Postsynthetic Thiol-Induced Reshaping of Copper Sulfide Nanoparticles

Abstract

Nanoparticles of copper sulfide, including roxbyite Cu1.8S, are important materials for many applications, and they also serve as versatile templates for cation exchange reactions that transform them into derivative metal sulfide compounds and complex heterostructures. The sizes and shapes of roxbyite nanoparticles are generally determined during synthesis, and their morphologies are retained during postsynthetic modifications such as cation exchange.
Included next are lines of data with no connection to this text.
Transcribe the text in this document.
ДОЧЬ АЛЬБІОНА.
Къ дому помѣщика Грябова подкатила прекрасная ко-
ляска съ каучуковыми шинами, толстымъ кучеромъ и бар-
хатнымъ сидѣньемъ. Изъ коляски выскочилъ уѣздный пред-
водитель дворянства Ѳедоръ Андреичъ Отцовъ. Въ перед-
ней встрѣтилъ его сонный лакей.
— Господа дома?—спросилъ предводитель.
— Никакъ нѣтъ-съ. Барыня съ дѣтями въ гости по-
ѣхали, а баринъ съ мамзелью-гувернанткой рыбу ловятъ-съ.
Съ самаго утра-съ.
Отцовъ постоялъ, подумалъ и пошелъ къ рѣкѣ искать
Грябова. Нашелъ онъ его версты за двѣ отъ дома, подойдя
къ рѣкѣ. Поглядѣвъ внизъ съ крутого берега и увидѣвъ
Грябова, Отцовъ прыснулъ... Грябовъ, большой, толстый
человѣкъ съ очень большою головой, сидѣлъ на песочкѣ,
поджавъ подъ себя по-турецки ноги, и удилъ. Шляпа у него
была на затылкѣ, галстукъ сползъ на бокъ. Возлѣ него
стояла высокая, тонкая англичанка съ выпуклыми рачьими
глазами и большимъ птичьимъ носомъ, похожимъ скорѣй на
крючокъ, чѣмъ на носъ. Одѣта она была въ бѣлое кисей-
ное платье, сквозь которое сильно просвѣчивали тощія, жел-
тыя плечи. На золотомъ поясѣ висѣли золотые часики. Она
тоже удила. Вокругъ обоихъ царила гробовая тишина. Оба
Here, we demonstrate postsynthetic morphological modification of roxbyite nanoparticles by treating them with 1-dodecanethiol (1-DDT) and tert-dodecanethiol (t-DDT) at temperatures ranging from 90 to 160 °C. These thiols, which are typically used as ligands and/or sulfur reagents in nanoparticle synthesis, induce morphological reshaping while maintaining composition, crystal structure, and particle volume. For example, 56 nm × 21 nm roxbyite nanorods transform to 32 nm spherical particles in the presence of 1-DDT at 130 °C for two or more hours. The nanorods progressively decrease in length and increase in width, forming a series of ellipsoids having tunable aspect ratios at intermediate time points. Control experiments point to a single-crystal-to-single-crystal pathway that involves material diffusion and migration, which can be accelerated by increasing the density of cation vacancies in the nanoparticles. Because of this pathway, the thiol-induced morphology changes are selective to the copper sulfide regions of heterostructured nanorods containing roxbyite and ZnS, Co9S8, or CuInS2 made using partial cation exchange reactions, providing access to a library of derivative nanoparticles having otherwise inaccessible morphologies.